Tuesday, May 1, 2018

If Pension Age is Raised, Russian Unemployment will Jump and Older Workers will Suffer, Experts Say


Paul Goble

            Staunton, May 1 – Actual unemployment in Russia is already close to 10 percent, twice what officials concede (kasparov.ru/material.php?id=5AE0D8975BBD8); but if as seems increasingly likely, Moscow raises the retirement age, unemployment will skyrocket and become truly horrific, according to experts.

            But the overall unemployment figure will pale compared to that of older workers who already find it difficult to compete for jobs requiring more technological savvy and now will not be able to get a pension until much later.  They will suffer more than other groups, and the government needs to take measures to help them, specialists say.

            Moscow economist Andrey Gudkov tells Irina Khmara of Svobodnaya pressa that if the pension age is increased as now seems likely, “the unemployment problem will become more serious: there will be more people seeking jobs, pay will drop, and the basis for social protests and labor conflicts increase (svpressa.ru/society/article/199218/).

                Moreover, he says, raising the pension age in Russia is “in sharp conflict with the idea of accelerating technological progress and the construction of a digital economy.”  The experience of France in the 1990s is instructive, Gudkov says.
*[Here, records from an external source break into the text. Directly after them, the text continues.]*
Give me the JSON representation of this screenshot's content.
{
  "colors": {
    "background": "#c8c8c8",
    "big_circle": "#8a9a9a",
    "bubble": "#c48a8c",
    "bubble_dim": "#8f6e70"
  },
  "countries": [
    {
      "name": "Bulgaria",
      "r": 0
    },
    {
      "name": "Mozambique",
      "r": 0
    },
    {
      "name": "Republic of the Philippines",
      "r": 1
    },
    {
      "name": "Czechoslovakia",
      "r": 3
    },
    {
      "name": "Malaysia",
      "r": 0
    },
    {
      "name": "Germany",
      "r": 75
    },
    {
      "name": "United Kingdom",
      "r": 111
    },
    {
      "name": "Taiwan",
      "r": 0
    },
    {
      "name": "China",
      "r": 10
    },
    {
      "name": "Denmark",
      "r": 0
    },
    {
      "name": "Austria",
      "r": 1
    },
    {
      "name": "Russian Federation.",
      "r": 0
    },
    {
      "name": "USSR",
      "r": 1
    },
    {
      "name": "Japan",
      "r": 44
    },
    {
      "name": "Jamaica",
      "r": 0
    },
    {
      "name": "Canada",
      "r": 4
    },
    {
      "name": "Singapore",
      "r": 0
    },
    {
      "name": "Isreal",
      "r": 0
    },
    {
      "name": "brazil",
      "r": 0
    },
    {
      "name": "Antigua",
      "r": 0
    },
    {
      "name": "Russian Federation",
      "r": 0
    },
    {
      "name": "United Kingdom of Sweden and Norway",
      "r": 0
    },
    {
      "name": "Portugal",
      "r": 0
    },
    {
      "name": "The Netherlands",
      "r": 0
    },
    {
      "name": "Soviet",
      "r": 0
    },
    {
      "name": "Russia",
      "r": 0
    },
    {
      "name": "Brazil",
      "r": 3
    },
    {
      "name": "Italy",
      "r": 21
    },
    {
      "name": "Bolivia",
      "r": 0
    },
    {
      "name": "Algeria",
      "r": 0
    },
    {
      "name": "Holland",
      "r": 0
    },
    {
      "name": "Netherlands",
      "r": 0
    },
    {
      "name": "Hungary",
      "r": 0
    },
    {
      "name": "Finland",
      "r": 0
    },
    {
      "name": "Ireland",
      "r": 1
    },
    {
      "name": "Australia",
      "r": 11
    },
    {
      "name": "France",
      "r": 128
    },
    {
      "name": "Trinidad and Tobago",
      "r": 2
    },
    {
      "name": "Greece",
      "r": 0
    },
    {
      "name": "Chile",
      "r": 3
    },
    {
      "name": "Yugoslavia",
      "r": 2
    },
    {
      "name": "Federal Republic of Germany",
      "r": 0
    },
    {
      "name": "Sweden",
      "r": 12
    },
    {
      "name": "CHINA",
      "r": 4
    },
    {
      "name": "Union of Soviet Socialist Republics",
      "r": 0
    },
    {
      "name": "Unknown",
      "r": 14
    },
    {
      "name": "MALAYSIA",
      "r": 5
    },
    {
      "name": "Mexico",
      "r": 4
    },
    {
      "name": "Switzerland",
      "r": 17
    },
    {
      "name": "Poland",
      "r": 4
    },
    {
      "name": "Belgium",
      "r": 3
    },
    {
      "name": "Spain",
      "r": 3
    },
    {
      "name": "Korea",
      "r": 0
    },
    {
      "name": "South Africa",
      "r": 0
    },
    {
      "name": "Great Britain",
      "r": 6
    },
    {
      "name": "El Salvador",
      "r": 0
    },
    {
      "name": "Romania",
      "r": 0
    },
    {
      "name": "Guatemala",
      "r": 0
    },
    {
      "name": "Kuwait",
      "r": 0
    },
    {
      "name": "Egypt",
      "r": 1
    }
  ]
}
There young people often couldn’t find jobs until their late 20s, and the economy didn’t benefit from their advanced technological skills.

            “The very same thing can happen in Russia as well,” the economist suggests.

            Already now, he points out, “half of the graduates of higher educational institutions can’t find work in the professions for which they were trained.” They don’t get jobs that they could if older workers were able to retire sooner and thus can’t contribute to the technological development of the Russian economy.

            Russia must boost its unemployment compensation, Gudkov say, or face a social explosion if the retirement age goes up.  In Europe, unemployed people receive 40 percent or so of their employed incomes. But in Russia, that figure is ten percent, something no one can live on for long.

            Official claims that unemployment now is five percent can’t be believed, he continues. Not only is the rate higher but it ignores the fact that without social supports, many Russians are forced to take jobs outside of the fields they are prepared for in order to have some income. That imposes an enormous social cost on the society.

            If one measures unemployment in terms of the jobs people are prepared for but can’t get, it is already “colossal,” Gudkov says.  And he points out that there is a reason for significant underreporting of the real rates here: “Many agree to work without entries in their work books because they consider work below their qualifications as something shameful.”